Validation of association of GFPT2 and SUV_max-associated secreted glycoproteins and EMT. (A) Correlation between GFPT2 and glycoprotein-coding genes correlated with glucose uptake in TCGA AD. Genes highlighted in gray were more expressed in CAFs compared to other cells in our TME cohort; these genes are among highest correlated. (B) Morphological and protein expression changes in HCC827 cells after EMT induction with TGF-β treatment. (Top) Phase-contrast microscopy showing HCC827 cells after treatment with, or without (control), TGF-β (10 ng/ml) up to 10 days. All images were obtained at a magnification of 100×. Scale bar represents 200 μm. (Bottom) Following TGF-β treatment on HCC827, protein lysates were harvested at the indicated time points and E-cadherin, Vimentin and Glutamine fructose-6-phosphate amidotransferase 2 (GFAT2: protein coded by GFPT2 gene) were analyzed by Western blot. Histone H3 was used an internal loading control.

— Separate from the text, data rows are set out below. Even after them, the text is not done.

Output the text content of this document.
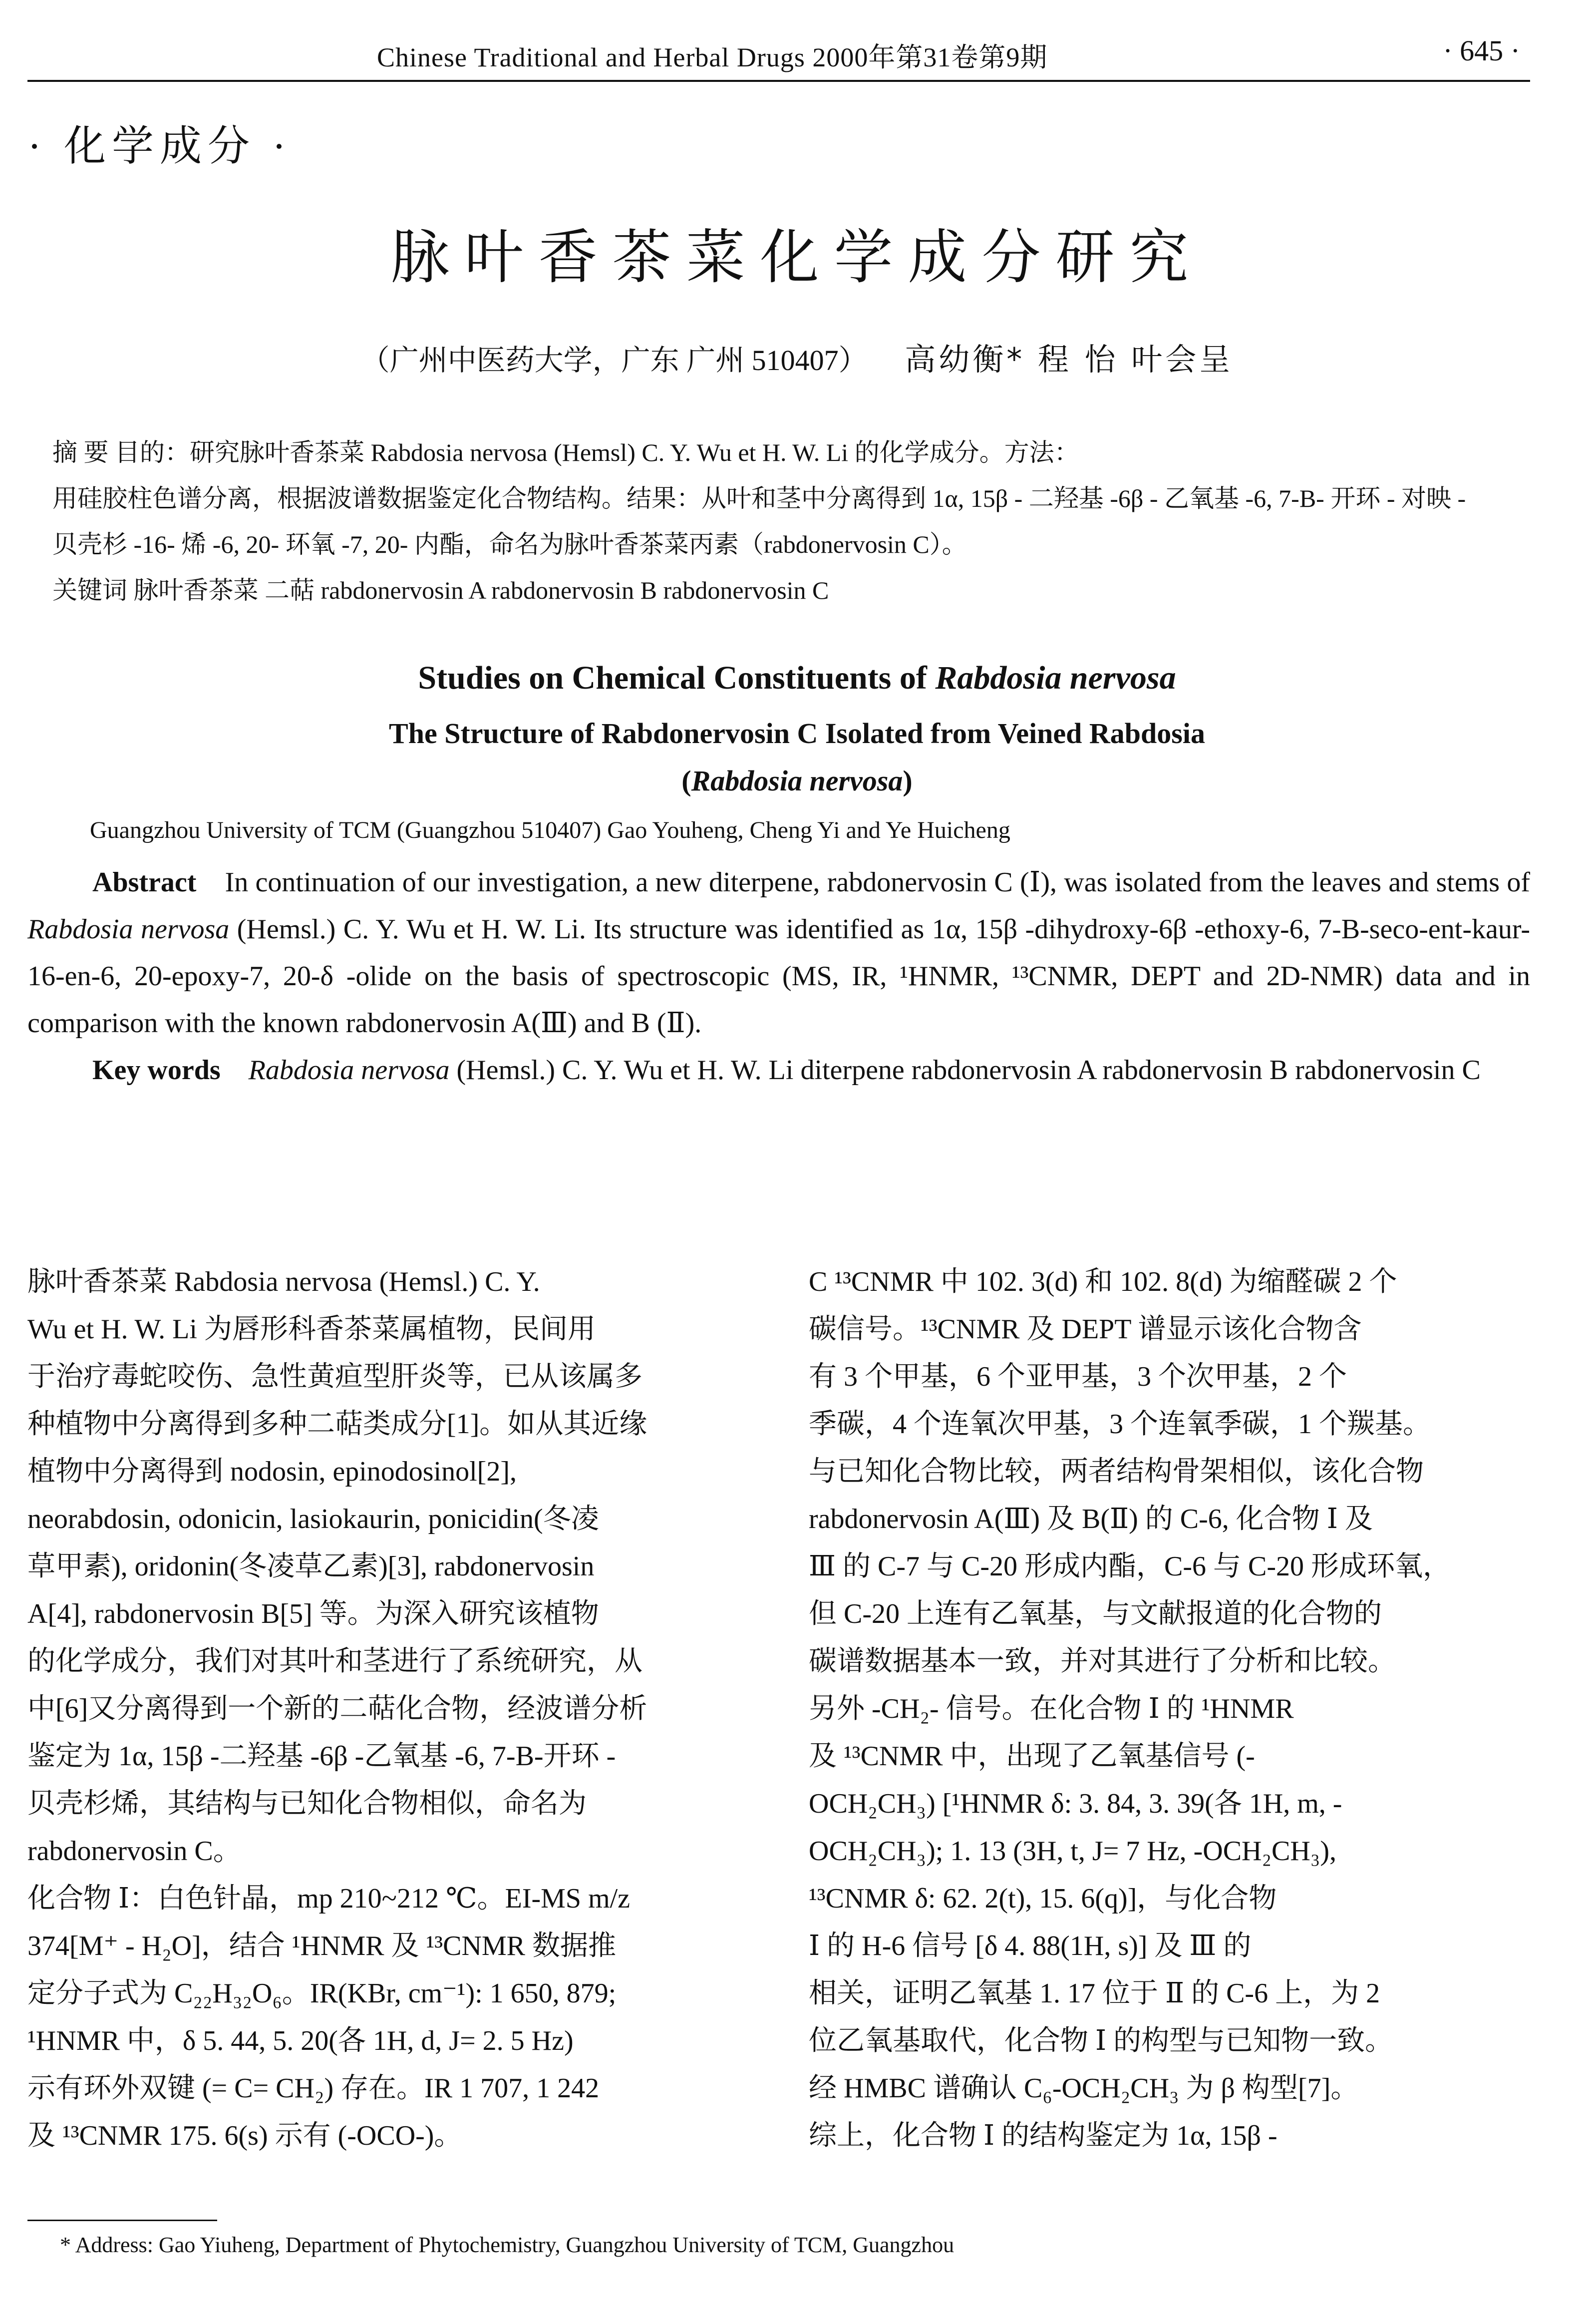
Chinese Traditional and Herbal Drugs 2000年第31卷第9期	· 645 ·
· 化学成分 ·
脉叶香茶菜化学成分研究
（广州中医药大学，广东 广州 510407） 高幼衡* 程 怡 叶会呈

摘 要 目的：研究脉叶香茶菜 Rabdosia nervosa (Hemsl) C. Y. Wu et H. W. Li 的化学成分。方法：

用硅胶柱色谱分离，根据波谱数据鉴定化合物结构。结果：从叶和茎中分离得到 1α, 15β - 二羟基 -6β - 乙氧基 -6, 7-B- 开环 - 对映 -

贝壳杉 -16- 烯 -6, 20- 环氧 -7, 20- 内酯，命名为脉叶香茶菜丙素（rabdonervosin C）。

关键词 脉叶香茶菜 二萜 rabdonervosin A rabdonervosin B rabdonervosin C

Studies on Chemical Constituents of Rabdosia nervosa
The Structure of Rabdonervosin C Isolated from Veined Rabdosia
(Rabdosia nervosa)
Guangzhou University of TCM (Guangzhou 510407) Gao Youheng, Cheng Yi and Ye Huicheng

Abstract In continuation of our investigation, a new diterpene, rabdonervosin C (Ⅰ), was isolated from the leaves and stems of Rabdosia nervosa (Hemsl.) C. Y. Wu et H. W. Li. Its structure was identified as 1α, 15β -dihydroxy-6β -ethoxy-6, 7-B-seco-ent-kaur-16-en-6, 20-epoxy-7, 20-δ -olide on the basis of spectroscopic (MS, IR, ¹HNMR, ¹³CNMR, DEPT and 2D-NMR) data and in comparison with the known rabdonervosin A(Ⅲ) and B (Ⅱ).

Key words Rabdosia nervosa (Hemsl.) C. Y. Wu et H. W. Li diterpene rabdonervosin A rabdonervosin B rabdonervosin C

脉叶香茶菜 Rabdosia nervosa (Hemsl.) C. Y.

Wu et H. W. Li 为唇形科香茶菜属植物，民间用

于治疗毒蛇咬伤、急性黄疸型肝炎等，已从该属多

种植物中分离得到多种二萜类成分[1]。如从其近缘

植物中分离得到 nodosin, epinodosinol[2],

neorabdosin, odonicin, lasiokaurin, ponicidin(冬凌

草甲素), oridonin(冬凌草乙素)[3], rabdonervosin

A[4], rabdonervosin B[5] 等。为深入研究该植物

的化学成分，我们对其叶和茎进行了系统研究，从

中[6]又分离得到一个新的二萜化合物，经波谱分析

鉴定为 1α, 15β -二羟基 -6β -乙氧基 -6, 7-B-开环 -

贝壳杉烯，其结构与已知化合物相似，命名为

rabdonervosin C。

化合物 Ⅰ：白色针晶，mp 210~212 ℃。EI-MS m/z

374[M⁺ - H₂O]，结合 ¹HNMR 及 ¹³CNMR 数据推

定分子式为 C₂₂H₃₂O₆。IR(KBr, cm⁻¹): 1 650, 879;

¹HNMR 中，δ 5. 44, 5. 20(各 1H, d, J= 2. 5 Hz)

示有环外双键 (= C= CH₂) 存在。IR 1 707, 1 242

及 ¹³CNMR 175. 6(s) 示有 (-OCO-)。

C ¹³CNMR 中 102. 3(d) 和 102. 8(d) 为缩醛碳 2 个

碳信号。¹³CNMR 及 DEPT 谱显示该化合物含

有 3 个甲基，6 个亚甲基，3 个次甲基，2 个

季碳，4 个连氧次甲基，3 个连氧季碳，1 个羰基。

与已知化合物比较，两者结构骨架相似，该化合物

rabdonervosin A(Ⅲ) 及 B(Ⅱ) 的 C-6, 化合物 Ⅰ 及

Ⅲ 的 C-7 与 C-20 形成内酯，C-6 与 C-20 形成环氧，

但 C-20 上连有乙氧基，与文献报道的化合物的

碳谱数据基本一致，并对其进行了分析和比较。

另外 -CH₂- 信号。在化合物 Ⅰ 的 ¹HNMR

及 ¹³CNMR 中，出现了乙氧基信号 (-

OCH₂CH₃) [¹HNMR δ: 3. 84, 3. 39(各 1H, m, -

OCH₂CH₃); 1. 13 (3H, t, J= 7 Hz, -OCH₂CH₃),

¹³CNMR δ: 62. 2(t), 15. 6(q)]，与化合物

Ⅰ 的 H-6 信号 [δ 4. 88(1H, s)] 及 Ⅲ 的

相关，证明乙氧基 1. 17 位于 Ⅱ 的 C-6 上，为 2

位乙氧基取代，化合物 Ⅰ 的构型与已知物一致。

经 HMBC 谱确认 C₆-OCH₂CH₃ 为 β 构型[7]。

综上，化合物 Ⅰ 的结构鉴定为 1α, 15β -

* Address: Gao Yiuheng, Department of Phytochemistry, Guangzhou University of TCM, Guangzhou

During the EMT time course, Vimentin increased, E-cadherin decreased and GFAT2 increased.

Figure 5

Validation of the correlation between GFPT2 and SUV_max in TMA cohort and survival analysis based on GFAT2 protein. (A) Statistically significant correlation between GFAT2 (coded by GFPT2 gene) and GLUT1 (SLC2A1) with SUV_max (GFAT2 p-value: 0.003, GLUT1 p-value: 0.005). (B) Representative sample from TMA of paired GFAT2 and GLUT1 expression, illustrating GFAT2 expression localization to fibroblasts and simultaneous GLUT1 expression localization to malignant cells. (C) Representative whole slide microphotograph of GFAT2 expression showing GFAT2 enriched in cancer-associated fibroblasts at tumor periphery. (D) GFAT2 staining overall and fibroblast scores were both prognostic for 5-year survival in TMA adenocarcinoma patients. Overall score: p-value=0.0097, HR=1.86, CI=[1.15, 2.99]. Fibroblast score: p-value=0.0058, HR=2.05, CI=[1.20, 3.11].

Figure 6

Glucose metabolism related genes and genes associated with glucose uptake that are functionally enriched for EMT in the validation cell line data and TME cohort. (A) TGF-β induced cancer-associated fibroblast (CAF) compared to normal fibroblast (NF) (GSE60880). (B) AD cell lines with TGF-β induced EMT compared to AD cell lines without TGF-β treatment (control) (GSE49644). (C) Heatmap of normalized average expression of the genes in each of the four cell types in the TME cohort AD samples.